The New Zealand Dollar (NZD) continued its upward momentum for the sixth consecutive session on Monday, trading near 0.5970 during the Asian session. The Kiwi’s strength is largely attributed to broad-based US Dollar (USD) weakness, driven by mounting fears over the economic impact of the United States’ expanding tariff regime.
Investor sentiment towards the NZD received a further boost after the People’s Bank of China (PBoC) held its benchmark Loan Prime Rates steady on Monday, leaving the one-year rate at 3.10% and the five-year rate at 3.60%. The decision signaled stability in monetary policy from China, New Zealand’s top trading partner, and helped maintain investor confidence in the region’s economic prospects.
Adding to the positive tone, the White House announced exemptions for several key technology products—primarily manufactured in China—from the latest round of proposed reciprocal tariffs. The move was seen as a concession aimed at easing trade tensions and is likely to benefit New Zealand indirectly by preserving trade flow stability with China.
However, tensions remain elevated. The US has imposed tariffs on Chinese vessels docking at American ports, a decision that could significantly disrupt global shipping logistics and intensify the US-China trade standoff.

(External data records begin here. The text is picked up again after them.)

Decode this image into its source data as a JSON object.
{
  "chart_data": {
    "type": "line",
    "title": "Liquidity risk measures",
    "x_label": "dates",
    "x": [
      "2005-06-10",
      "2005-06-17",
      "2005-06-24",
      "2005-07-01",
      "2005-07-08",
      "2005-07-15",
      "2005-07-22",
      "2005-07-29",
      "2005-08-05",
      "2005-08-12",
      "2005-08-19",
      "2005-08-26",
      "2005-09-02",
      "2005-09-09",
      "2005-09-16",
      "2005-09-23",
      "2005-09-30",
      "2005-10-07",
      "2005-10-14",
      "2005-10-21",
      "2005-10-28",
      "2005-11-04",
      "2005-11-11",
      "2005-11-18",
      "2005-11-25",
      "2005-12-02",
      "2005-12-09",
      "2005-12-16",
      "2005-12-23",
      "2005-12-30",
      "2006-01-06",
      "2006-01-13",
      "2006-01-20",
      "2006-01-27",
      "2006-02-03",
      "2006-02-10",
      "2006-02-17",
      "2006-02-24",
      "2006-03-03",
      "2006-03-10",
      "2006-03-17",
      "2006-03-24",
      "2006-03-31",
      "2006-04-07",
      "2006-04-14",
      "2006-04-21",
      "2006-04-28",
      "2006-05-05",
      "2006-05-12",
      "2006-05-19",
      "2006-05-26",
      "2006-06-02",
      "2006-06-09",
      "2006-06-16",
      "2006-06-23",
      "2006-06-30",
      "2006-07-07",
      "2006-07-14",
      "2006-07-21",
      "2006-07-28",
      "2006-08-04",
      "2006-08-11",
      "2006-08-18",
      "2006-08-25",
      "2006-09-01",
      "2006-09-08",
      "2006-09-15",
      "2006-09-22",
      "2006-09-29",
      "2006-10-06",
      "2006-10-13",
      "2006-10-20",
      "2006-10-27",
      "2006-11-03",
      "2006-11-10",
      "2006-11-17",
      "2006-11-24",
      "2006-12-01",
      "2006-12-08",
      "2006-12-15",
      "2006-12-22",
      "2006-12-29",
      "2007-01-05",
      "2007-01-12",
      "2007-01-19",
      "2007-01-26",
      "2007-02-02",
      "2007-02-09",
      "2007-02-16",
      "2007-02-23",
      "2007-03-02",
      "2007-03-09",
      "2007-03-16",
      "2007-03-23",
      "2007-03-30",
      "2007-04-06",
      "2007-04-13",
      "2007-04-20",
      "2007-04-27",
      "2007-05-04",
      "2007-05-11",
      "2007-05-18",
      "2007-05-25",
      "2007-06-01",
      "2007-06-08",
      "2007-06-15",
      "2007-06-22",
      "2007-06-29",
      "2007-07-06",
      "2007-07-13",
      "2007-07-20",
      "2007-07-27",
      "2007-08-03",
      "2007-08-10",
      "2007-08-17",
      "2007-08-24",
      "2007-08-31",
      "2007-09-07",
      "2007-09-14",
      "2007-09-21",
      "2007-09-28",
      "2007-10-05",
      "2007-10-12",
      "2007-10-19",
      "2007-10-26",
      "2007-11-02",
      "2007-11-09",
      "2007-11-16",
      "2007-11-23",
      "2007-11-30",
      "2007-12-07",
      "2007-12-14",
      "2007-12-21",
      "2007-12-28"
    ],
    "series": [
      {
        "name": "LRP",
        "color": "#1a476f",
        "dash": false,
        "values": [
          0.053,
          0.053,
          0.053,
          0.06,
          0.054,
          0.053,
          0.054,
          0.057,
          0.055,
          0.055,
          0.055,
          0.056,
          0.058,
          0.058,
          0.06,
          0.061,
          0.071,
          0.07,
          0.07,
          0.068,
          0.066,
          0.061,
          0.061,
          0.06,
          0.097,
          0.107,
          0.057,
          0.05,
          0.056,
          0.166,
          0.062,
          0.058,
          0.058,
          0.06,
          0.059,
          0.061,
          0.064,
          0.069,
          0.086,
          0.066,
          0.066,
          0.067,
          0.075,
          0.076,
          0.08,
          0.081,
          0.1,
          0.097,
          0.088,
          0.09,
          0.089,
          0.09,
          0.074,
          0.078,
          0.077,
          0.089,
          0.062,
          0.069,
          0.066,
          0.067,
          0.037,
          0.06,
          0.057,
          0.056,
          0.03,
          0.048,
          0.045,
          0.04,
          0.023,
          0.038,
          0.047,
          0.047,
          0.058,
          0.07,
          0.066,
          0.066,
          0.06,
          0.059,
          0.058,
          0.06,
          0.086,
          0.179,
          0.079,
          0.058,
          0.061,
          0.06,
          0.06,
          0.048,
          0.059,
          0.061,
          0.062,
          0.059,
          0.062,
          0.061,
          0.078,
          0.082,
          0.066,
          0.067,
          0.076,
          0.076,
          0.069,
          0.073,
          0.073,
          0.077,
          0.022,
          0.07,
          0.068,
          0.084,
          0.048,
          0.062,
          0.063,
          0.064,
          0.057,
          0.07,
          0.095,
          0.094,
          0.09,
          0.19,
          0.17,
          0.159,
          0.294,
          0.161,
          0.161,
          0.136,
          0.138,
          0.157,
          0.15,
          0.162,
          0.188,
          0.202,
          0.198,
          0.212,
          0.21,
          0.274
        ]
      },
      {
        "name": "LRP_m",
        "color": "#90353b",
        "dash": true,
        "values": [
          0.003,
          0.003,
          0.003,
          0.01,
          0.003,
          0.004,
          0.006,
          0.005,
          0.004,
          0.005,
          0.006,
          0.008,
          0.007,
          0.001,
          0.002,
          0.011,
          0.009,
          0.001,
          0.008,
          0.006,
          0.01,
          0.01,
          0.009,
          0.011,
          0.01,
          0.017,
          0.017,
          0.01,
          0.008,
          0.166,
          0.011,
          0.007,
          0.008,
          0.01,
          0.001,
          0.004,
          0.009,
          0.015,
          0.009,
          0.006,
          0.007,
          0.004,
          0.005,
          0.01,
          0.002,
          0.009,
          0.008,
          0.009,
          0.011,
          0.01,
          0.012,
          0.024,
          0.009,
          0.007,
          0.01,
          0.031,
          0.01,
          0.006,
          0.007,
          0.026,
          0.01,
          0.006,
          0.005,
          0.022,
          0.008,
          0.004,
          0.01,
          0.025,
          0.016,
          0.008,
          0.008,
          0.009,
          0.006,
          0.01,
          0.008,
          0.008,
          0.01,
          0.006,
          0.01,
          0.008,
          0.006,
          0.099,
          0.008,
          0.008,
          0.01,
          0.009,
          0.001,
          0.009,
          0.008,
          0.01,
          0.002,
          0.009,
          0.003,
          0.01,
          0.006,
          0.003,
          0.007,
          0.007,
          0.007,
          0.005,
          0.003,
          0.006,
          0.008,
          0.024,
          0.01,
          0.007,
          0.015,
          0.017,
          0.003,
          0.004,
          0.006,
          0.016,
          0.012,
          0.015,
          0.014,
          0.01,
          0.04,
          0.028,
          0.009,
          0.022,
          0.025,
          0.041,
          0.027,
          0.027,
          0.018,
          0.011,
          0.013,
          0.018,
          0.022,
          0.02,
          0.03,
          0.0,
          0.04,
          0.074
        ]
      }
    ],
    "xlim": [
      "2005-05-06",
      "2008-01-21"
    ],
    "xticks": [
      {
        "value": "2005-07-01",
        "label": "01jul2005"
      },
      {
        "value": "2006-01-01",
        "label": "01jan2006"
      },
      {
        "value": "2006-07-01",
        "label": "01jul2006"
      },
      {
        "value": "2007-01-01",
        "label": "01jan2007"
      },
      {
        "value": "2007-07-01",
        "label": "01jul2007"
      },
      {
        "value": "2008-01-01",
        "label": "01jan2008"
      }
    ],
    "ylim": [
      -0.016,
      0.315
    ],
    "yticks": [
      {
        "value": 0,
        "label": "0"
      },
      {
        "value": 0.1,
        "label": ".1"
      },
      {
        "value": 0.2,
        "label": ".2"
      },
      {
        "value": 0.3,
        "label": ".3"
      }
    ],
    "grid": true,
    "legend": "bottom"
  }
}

On the political front, speculation swirled last week after reports emerged that President Donald Trump is increasingly dissatisfied with Federal Reserve Chair Jerome Powell’s leadership, even exploring the possibility of removing him. While markets initially brushed off the rumors, White House economic adviser Kevin Hassett later confirmed Trump is weighing his options, introducing an element of uncertainty into monetary policy outlooks.
Meanwhile, the US Dollar Index (DXY) plunged over 0.50%, trading around 98.50—its lowest level since April 2022—adding further fuel to the NZD/USD rally. With growing doubts over US economic leadership and global trade tensions, the Kiwi appears well-positioned to retain support in the near term, barring any sudden shifts in geopolitical or monetary dynamics.